Pratima Naithani has the eye to tease out the exotic in the everyday.
A bus painted an improbable blue becomes the display surface for
visual quips: a leaping red Hanuman, say, or a white silhouette of the
Taj Mahal. The Sweet Shop and the paan shop with its vertical strips
of foil packs hung like festoons are bleached in the manner of
solarization or computer graphics, to seem spookily insubstantial, as
sudden flashes of colour pick out bits of imagery to highlight.

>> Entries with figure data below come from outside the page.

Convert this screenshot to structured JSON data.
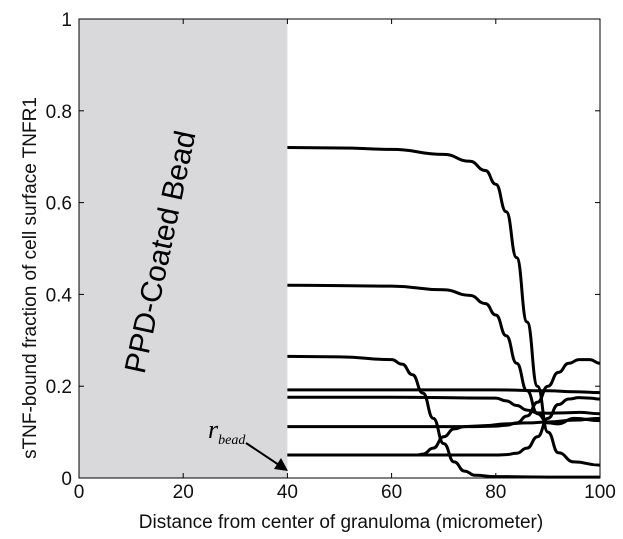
{
  "chart_data": {
    "type": "line",
    "title": "",
    "xlabel": "Distance from center of granuloma (micrometer)",
    "ylabel": "sTNF-bound fraction of cell surface TNFR1",
    "xlim": [
      0,
      100
    ],
    "ylim": [
      0,
      1
    ],
    "x_ticks": [
      "0",
      "20",
      "40",
      "60",
      "80",
      "100"
    ],
    "y_ticks": [
      "0",
      "0.2",
      "0.4",
      "0.6",
      "0.8",
      "1"
    ],
    "grid": false,
    "legend": "none",
    "shaded_region": {
      "x_from": 0,
      "x_to": 40,
      "label": "PPD-Coated Bead",
      "color": "#d9d9db"
    },
    "annotation": {
      "text": "r",
      "subscript": "bead",
      "points_to_x": 40,
      "points_to_y": 0.05
    },
    "line_color": "#000000",
    "series": [
      {
        "x": [
          40,
          50,
          60,
          70,
          75,
          78,
          80,
          82,
          84,
          86,
          88,
          90,
          92,
          95,
          100
        ],
        "y": [
          0.72,
          0.719,
          0.716,
          0.705,
          0.69,
          0.67,
          0.64,
          0.58,
          0.48,
          0.34,
          0.2,
          0.1,
          0.055,
          0.035,
          0.028
        ]
      },
      {
        "x": [
          40,
          60,
          70,
          75,
          78,
          80,
          82,
          84,
          86,
          88,
          90,
          92,
          95,
          100
        ],
        "y": [
          0.42,
          0.418,
          0.41,
          0.398,
          0.38,
          0.355,
          0.31,
          0.25,
          0.19,
          0.14,
          0.12,
          0.118,
          0.13,
          0.125
        ]
      },
      {
        "x": [
          40,
          50,
          60,
          62,
          64,
          66,
          68,
          70,
          72,
          74,
          76,
          80,
          90,
          100
        ],
        "y": [
          0.265,
          0.264,
          0.258,
          0.248,
          0.225,
          0.185,
          0.13,
          0.075,
          0.035,
          0.015,
          0.006,
          0.003,
          0.002,
          0.002
        ]
      },
      {
        "x": [
          40,
          60,
          80,
          90,
          95,
          100
        ],
        "y": [
          0.192,
          0.192,
          0.192,
          0.19,
          0.188,
          0.186
        ]
      },
      {
        "x": [
          40,
          60,
          80,
          82,
          84,
          86,
          88,
          90,
          93,
          96,
          100
        ],
        "y": [
          0.176,
          0.176,
          0.174,
          0.168,
          0.158,
          0.148,
          0.142,
          0.141,
          0.142,
          0.143,
          0.14
        ]
      },
      {
        "x": [
          40,
          50,
          60,
          65,
          66,
          68,
          70,
          72,
          74,
          76,
          78,
          82,
          86,
          90,
          95,
          100
        ],
        "y": [
          0.05,
          0.05,
          0.05,
          0.05,
          0.052,
          0.065,
          0.09,
          0.107,
          0.112,
          0.113,
          0.114,
          0.118,
          0.12,
          0.122,
          0.126,
          0.13
        ]
      },
      {
        "x": [
          40,
          50,
          60,
          70,
          76,
          80,
          82,
          84,
          86,
          88,
          90,
          92,
          94,
          96,
          98,
          100
        ],
        "y": [
          0.112,
          0.112,
          0.112,
          0.112,
          0.112,
          0.113,
          0.115,
          0.12,
          0.135,
          0.165,
          0.2,
          0.23,
          0.25,
          0.258,
          0.258,
          0.25
        ]
      },
      {
        "x": [
          40,
          60,
          80,
          82,
          84,
          86,
          88,
          90,
          92,
          94,
          96,
          98,
          100
        ],
        "y": [
          0.05,
          0.05,
          0.05,
          0.051,
          0.054,
          0.065,
          0.09,
          0.13,
          0.16,
          0.172,
          0.175,
          0.174,
          0.172
        ]
      }
    ]
  }
}
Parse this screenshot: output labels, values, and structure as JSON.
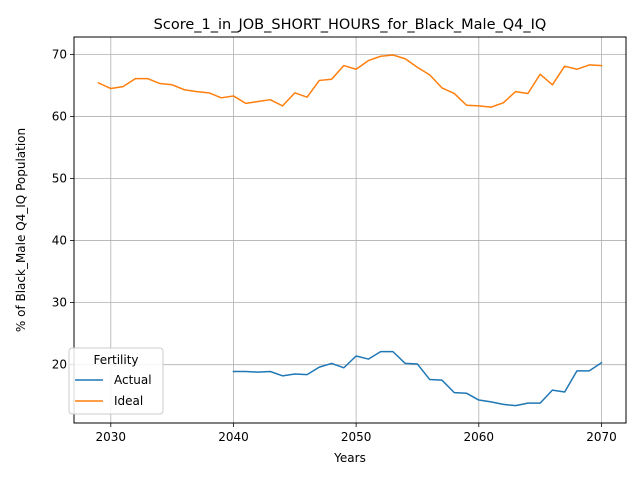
{
  "chart_data": {
    "type": "line",
    "title": "Score_1_in_JOB_SHORT_HOURS_for_Black_Male_Q4_IQ",
    "xlabel": "Years",
    "ylabel": "% of Black_Male Q4_IQ Population",
    "xlim": [
      2027,
      2072
    ],
    "ylim": [
      10.6,
      72.8
    ],
    "xticks": [
      2030,
      2040,
      2050,
      2060,
      2070
    ],
    "yticks": [
      20,
      30,
      40,
      50,
      60,
      70
    ],
    "grid": true,
    "legend": {
      "title": "Fertility",
      "placement": "lower-left"
    },
    "series": [
      {
        "name": "Actual",
        "color": "#1f77b4",
        "x": [
          2040,
          2041,
          2042,
          2043,
          2044,
          2045,
          2046,
          2047,
          2048,
          2049,
          2050,
          2051,
          2052,
          2053,
          2054,
          2055,
          2056,
          2057,
          2058,
          2059,
          2060,
          2061,
          2062,
          2063,
          2064,
          2065,
          2066,
          2067,
          2068,
          2069,
          2070
        ],
        "values": [
          18.9,
          18.9,
          18.8,
          18.9,
          18.2,
          18.5,
          18.4,
          19.6,
          20.2,
          19.5,
          21.4,
          20.9,
          22.1,
          22.1,
          20.2,
          20.1,
          17.6,
          17.5,
          15.5,
          15.4,
          14.3,
          14.0,
          13.6,
          13.4,
          13.8,
          13.8,
          15.9,
          15.6,
          19.0,
          19.0,
          20.3
        ]
      },
      {
        "name": "Ideal",
        "color": "#ff7f0e",
        "x": [
          2029,
          2030,
          2031,
          2032,
          2033,
          2034,
          2035,
          2036,
          2037,
          2038,
          2039,
          2040,
          2041,
          2042,
          2043,
          2044,
          2045,
          2046,
          2047,
          2048,
          2049,
          2050,
          2051,
          2052,
          2053,
          2054,
          2055,
          2056,
          2057,
          2058,
          2059,
          2060,
          2061,
          2062,
          2063,
          2064,
          2065,
          2066,
          2067,
          2068,
          2069,
          2070
        ],
        "values": [
          65.4,
          64.5,
          64.8,
          66.1,
          66.1,
          65.3,
          65.1,
          64.3,
          64.0,
          63.8,
          63.0,
          63.3,
          62.1,
          62.4,
          62.7,
          61.7,
          63.8,
          63.1,
          65.8,
          66.0,
          68.2,
          67.6,
          69.0,
          69.7,
          69.9,
          69.3,
          67.9,
          66.7,
          64.6,
          63.7,
          61.8,
          61.7,
          61.5,
          62.2,
          64.0,
          63.7,
          66.8,
          65.1,
          68.1,
          67.6,
          68.3,
          68.2
        ]
      }
    ]
  }
}
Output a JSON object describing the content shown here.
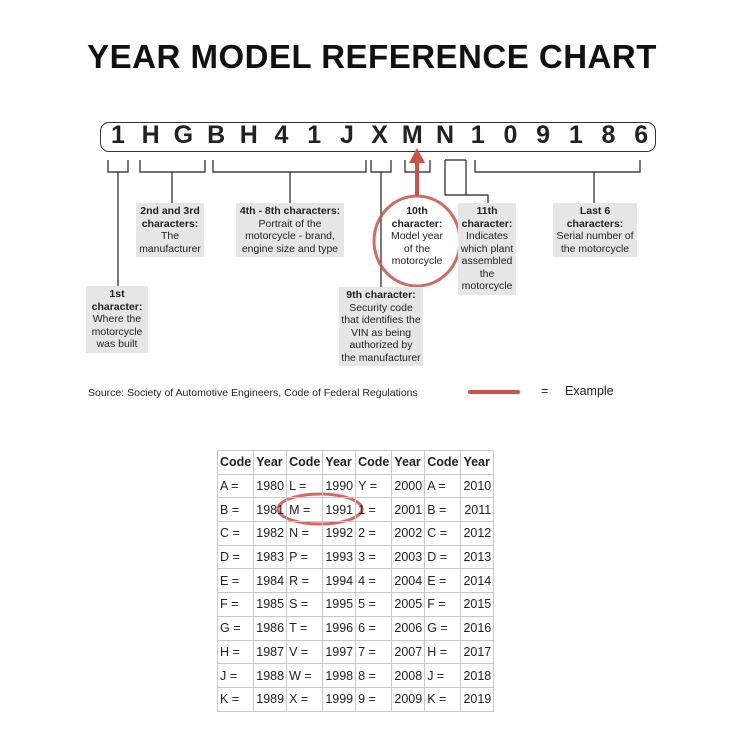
{
  "title": "YEAR MODEL REFERENCE CHART",
  "vin": [
    "1",
    "H",
    "G",
    "B",
    "H",
    "4",
    "1",
    "J",
    "X",
    "M",
    "N",
    "1",
    "0",
    "9",
    "1",
    "8",
    "6"
  ],
  "labels": {
    "first": {
      "head": "1st character:",
      "body": "Where the motorcycle was built"
    },
    "second_third": {
      "head": "2nd and 3rd characters:",
      "body": "The manufacturer"
    },
    "fourth_eighth": {
      "head": "4th - 8th characters:",
      "body": "Portrait of the motorcycle - brand, engine size and type"
    },
    "ninth": {
      "head": "9th character:",
      "body": "Security code that identifies the VIN as being authorized by the manufacturer"
    },
    "tenth": {
      "head": "10th character:",
      "body": "Model year of the motorcycle"
    },
    "eleventh": {
      "head": "11th character:",
      "body": "Indicates which plant assembled the motorcycle"
    },
    "last6": {
      "head": "Last 6 characters:",
      "body": "Serial number of the motorcycle"
    }
  },
  "source": "Source:  Society of Automotive Engineers, Code of Federal Regulations",
  "legend": {
    "equals": "=",
    "label": "Example",
    "color": "#c9524a"
  },
  "table": {
    "headers": [
      "Code",
      "Year",
      "Code",
      "Year",
      "Code",
      "Year",
      "Code",
      "Year"
    ],
    "rows": [
      [
        "A =",
        "1980",
        "L =",
        "1990",
        "Y =",
        "2000",
        "A =",
        "2010"
      ],
      [
        "B =",
        "1981",
        "M =",
        "1991",
        "1 =",
        "2001",
        "B =",
        "2011"
      ],
      [
        "C =",
        "1982",
        "N =",
        "1992",
        "2 =",
        "2002",
        "C =",
        "2012"
      ],
      [
        "D =",
        "1983",
        "P =",
        "1993",
        "3 =",
        "2003",
        "D =",
        "2013"
      ],
      [
        "E =",
        "1984",
        "R =",
        "1994",
        "4 =",
        "2004",
        "E =",
        "2014"
      ],
      [
        "F =",
        "1985",
        "S =",
        "1995",
        "5 =",
        "2005",
        "F =",
        "2015"
      ],
      [
        "G =",
        "1986",
        "T =",
        "1996",
        "6 =",
        "2006",
        "G =",
        "2016"
      ],
      [
        "H =",
        "1987",
        "V =",
        "1997",
        "7 =",
        "2007",
        "H =",
        "2017"
      ],
      [
        "J =",
        "1988",
        "W =",
        "1998",
        "8 =",
        "2008",
        "J =",
        "2018"
      ],
      [
        "K =",
        "1989",
        "X =",
        "1999",
        "9 =",
        "2009",
        "K =",
        "2019"
      ]
    ]
  }
}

The human brain continually seeks the anchor of references from the
past, particularly from childhood memories, in organizing its response
to reality. By plucking a child’s game of hopscotch for her motif in
the video, Between Fire and Sky, Surekha thus lulls the viewer with
his Edenic associations only to jolt him into a keener awareness of a
woman’s besieged identity. The tense balance of one-legged
hops and the protagonist’s frantic urge to carry on the game according
to immutable rules, loose hair flapping, takes on a meaning more
menacing when the hopscotch lines burn and smoulder, recalling the
burning insignia of the Ku Klux Klan, and traps the girl in. The same
action in space promises liberty but, anonymous as she is, it only enhances
her vertiginous vulnerability.

Since metaphors are a key to unravelling social values, words like


“inhuman” or “beastly” expose man’s construct of scales in
civilization. But the animal in man hasn’t succeeded in sublimating
aggression and violence; in fact violence, guided by intelligence and
culture, has sought social sanction for it, so that some forms are
accepted and even honoured. This is what comes to mind when you view
Kingshuk Sarkar’s astounding video, The Pigeon Eaters, where yogis
slaughter pigeons with nature’s weapon: their own teeth! They believe
that God possesses them during this ritual in Kamakhya, Assam, and so
do devotees who seek their intervention with the divine powers to earn
boons.
The artist, who’s lately been reworking the image of bared
teeth—whether in aggression or anguish or argument—plays with
disembodied dentures to extend their import beyond rituals. From his
theme of teeth, therefore, Sarkar extracts the weird and the macabre:
what would be deemed both bibhatsam and bhayanakam. And that has long
been the preserve of Jogen Chowdhury. Whether gaunt and weathered—like
the two heads on view—or flabby and tumescent, his misshapen figures often
mirror both the rot in the soul, as Dorian Gray’s picture did, and in society.